Julie Delpy completes her metamorphisis into the French Diane Keaton with “Two Days in New York,” a broad farce that is a funnier and markedly sillier sequel to her “Two Days in Paris.”
Delpy, who gained American fame for her work in Richard Linklater’s “Before Sunrise” and “Before Sunset,” went to school on those films. They inspired her to write, direct and star in these two “Two Days” treatments. Again, we’re treated to a narrow period of time, a relationship to resolve, a lot of funny, sharp banter, and in this case, with a lot of outlandish characters and outrageous situations getting in the way.
Marion (Delpy) has split from her American husband, Jack (played by Adam Goldberg in “Paris”), taken their son, inexplicably named “Lulu,” and moved to New York. There, the slightly neurotic photographer has taken up with American journalist and talk show host Mingus (Chris Rock).
Her eccentric father and exhibitionist sister (Albert Delpy and Alexia Landeau, returning from the first film) come to visit just as Marion is preparing for her first big gallery show, just as Mingus is hoping to land a radio interview with his hero, President Obama.
And the relatives bring along Marion’s flaky ex-beau, Manu, played once again with a manic, maddening cluelessness by Alexandre Nahon. Marion is furious, but she puts on a brave face for Mingus. Not to worry. Manu is just “mildly schizophrenic.”
“What do you mean ‘MILDLY schizophrenic? He only hears NICE voices? He would have killed Ringo, not John?”
So we jam Marion and Mingus, Marion’s little boy — who only speaks to call Mingus “Fake Daddy” — and Mingus’s little girl, Marion’s sausage smuggling dad and her hits-on-anything-that-moves sister, and the always inappropriate Manu into one not-big-enough-apartment. Let the sparks fly…in English, and in French with English subtitles.
The French folk make all manner of outrageous assumptions about Mingus, a black hipster living in New York. Sure, he loves Obama. But score you some weed? Maybe not.
Delpy as director juggles as many plot threads as Marion the character, working in the subject of Marion’s first photo exhibit — intimate shots of her in bed with various lovers, the affairs that didn’t work out — and a gimmick on top of that gimmick. Marion is selling her soul to the highest bidder as an added dose of conceptual art.
There are plenty of laugh-out-loud moments provided by the cast, the characters and the situations. Delpy’s real-life dad is a stitch; befuddled but witty, and just as crude as every other French character. None of them think anything about discussing sex or plunging into profanity in front of the kids. Manu’s inviting a dope dealer to the apartment is merely the icing on that lose-child-custody cake.

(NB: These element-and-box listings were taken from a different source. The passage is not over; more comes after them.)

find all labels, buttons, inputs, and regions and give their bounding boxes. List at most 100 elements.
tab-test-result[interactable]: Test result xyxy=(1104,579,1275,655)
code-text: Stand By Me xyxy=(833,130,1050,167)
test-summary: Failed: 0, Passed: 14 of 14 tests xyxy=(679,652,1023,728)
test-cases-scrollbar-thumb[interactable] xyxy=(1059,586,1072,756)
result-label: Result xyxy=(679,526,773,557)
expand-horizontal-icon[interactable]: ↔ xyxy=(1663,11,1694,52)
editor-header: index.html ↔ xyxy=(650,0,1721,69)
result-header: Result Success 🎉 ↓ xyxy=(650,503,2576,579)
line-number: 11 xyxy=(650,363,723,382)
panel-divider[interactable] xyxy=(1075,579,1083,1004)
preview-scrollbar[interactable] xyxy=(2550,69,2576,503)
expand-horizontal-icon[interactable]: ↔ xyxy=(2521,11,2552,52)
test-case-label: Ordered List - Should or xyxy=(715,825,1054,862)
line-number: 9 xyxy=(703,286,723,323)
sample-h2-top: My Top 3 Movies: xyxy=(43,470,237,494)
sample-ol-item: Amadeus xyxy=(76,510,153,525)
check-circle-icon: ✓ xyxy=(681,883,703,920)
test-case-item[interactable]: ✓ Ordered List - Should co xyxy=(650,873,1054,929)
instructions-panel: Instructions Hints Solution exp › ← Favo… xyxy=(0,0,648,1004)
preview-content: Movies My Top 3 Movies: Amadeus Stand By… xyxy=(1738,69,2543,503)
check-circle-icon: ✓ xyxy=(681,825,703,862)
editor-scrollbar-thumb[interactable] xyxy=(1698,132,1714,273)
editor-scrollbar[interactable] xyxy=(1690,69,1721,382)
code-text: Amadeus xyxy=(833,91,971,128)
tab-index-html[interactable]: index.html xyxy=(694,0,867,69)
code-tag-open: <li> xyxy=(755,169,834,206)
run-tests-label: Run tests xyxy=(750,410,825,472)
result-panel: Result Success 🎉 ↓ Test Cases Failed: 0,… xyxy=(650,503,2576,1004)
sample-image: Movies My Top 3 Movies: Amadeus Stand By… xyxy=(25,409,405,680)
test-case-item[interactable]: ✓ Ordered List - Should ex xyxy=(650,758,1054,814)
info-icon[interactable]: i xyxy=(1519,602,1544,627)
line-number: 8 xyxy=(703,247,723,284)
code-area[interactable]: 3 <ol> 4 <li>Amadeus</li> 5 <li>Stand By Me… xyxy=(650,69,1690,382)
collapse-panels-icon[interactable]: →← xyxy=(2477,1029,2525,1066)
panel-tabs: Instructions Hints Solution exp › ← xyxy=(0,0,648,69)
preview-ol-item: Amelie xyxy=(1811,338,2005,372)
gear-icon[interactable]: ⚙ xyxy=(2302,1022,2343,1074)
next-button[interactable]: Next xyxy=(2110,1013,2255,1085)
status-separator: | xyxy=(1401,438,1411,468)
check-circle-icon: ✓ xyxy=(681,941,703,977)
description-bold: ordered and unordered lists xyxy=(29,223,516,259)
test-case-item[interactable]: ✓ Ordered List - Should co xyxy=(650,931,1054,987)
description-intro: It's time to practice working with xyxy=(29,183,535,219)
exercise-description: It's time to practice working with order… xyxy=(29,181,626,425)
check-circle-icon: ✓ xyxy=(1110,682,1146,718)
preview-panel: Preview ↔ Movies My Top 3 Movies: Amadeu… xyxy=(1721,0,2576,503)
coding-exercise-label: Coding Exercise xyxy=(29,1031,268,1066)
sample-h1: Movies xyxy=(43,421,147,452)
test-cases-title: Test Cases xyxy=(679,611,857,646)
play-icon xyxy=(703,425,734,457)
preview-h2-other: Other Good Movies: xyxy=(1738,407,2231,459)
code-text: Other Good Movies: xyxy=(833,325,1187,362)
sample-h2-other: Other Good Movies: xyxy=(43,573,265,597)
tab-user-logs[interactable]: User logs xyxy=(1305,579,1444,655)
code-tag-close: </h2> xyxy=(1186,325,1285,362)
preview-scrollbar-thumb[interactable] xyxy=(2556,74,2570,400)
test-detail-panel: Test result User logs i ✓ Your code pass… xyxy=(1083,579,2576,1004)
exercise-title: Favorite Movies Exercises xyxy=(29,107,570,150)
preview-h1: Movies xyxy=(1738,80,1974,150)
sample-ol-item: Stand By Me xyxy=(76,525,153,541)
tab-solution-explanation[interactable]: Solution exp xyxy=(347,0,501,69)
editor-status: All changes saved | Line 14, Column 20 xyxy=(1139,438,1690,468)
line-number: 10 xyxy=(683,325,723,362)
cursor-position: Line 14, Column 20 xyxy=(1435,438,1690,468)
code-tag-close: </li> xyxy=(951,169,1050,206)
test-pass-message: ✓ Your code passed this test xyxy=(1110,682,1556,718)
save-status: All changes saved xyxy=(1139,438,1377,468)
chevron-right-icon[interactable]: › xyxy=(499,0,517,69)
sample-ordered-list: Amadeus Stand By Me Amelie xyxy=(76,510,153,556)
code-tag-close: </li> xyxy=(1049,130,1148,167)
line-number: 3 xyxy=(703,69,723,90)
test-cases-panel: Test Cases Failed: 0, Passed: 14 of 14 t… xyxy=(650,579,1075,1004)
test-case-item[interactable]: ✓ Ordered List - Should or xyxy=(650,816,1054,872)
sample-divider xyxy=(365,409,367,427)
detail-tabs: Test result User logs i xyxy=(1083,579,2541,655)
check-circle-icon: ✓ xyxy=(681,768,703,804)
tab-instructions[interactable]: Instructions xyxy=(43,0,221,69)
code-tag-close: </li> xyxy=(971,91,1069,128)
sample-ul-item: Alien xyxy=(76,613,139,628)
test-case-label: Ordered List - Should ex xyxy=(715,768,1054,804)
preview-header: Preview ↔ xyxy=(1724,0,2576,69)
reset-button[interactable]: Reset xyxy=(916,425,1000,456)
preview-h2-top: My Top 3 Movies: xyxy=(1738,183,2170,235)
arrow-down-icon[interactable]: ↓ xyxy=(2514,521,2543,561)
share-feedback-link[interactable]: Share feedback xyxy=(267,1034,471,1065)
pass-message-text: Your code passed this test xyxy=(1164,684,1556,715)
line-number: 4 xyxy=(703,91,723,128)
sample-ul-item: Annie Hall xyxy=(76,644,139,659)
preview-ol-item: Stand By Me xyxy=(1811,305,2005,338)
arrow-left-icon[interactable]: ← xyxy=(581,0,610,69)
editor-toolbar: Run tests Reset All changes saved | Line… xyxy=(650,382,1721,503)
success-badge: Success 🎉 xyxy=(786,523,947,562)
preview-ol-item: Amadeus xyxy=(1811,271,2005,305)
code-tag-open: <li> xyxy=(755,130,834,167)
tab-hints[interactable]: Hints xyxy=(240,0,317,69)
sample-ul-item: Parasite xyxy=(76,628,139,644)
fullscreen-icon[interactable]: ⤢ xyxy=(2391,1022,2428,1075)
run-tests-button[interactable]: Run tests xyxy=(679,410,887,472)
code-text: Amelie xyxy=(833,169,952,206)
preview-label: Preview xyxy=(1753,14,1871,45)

Delpy riffs with assorted rude New Yorkers and battles, tooth and claw, with her sister. Rock scores a few hits, though some of his improvisations — fanboy chatter with a poster of Obama, his lame radio patter — need work.
“Two Days in New York” achieves bigger laughs than anything Delpy has ever been in, but the film as a whole is an over-reach. Too many people to keep track of and give enough to do, situations that hurtle off a cliff of melodrama as she lies to keep a neighbor from ratting her out to the apartment superintendent.
Still, there’s much here with the sting of recognition about it — boorish relatives, make-it-up-as-you-go living arrangements, pretentious artists and foreigners with cliched ideas about America, New York, etc. That lets these two days skip by in a movie that plays like early Woody Allen, with Delpy as the blonder, French-accented Keaton, this time the center of the action and very much in charge of the mess around her.
MPAA Rating:R for language, sexual content, some drug use and brief nudity
Cast: Julie Delpy, Chris Rock, Albert Delpy, Alexia Landeau
Credits:Written and directed by Julia Delpy, a Magnolia release.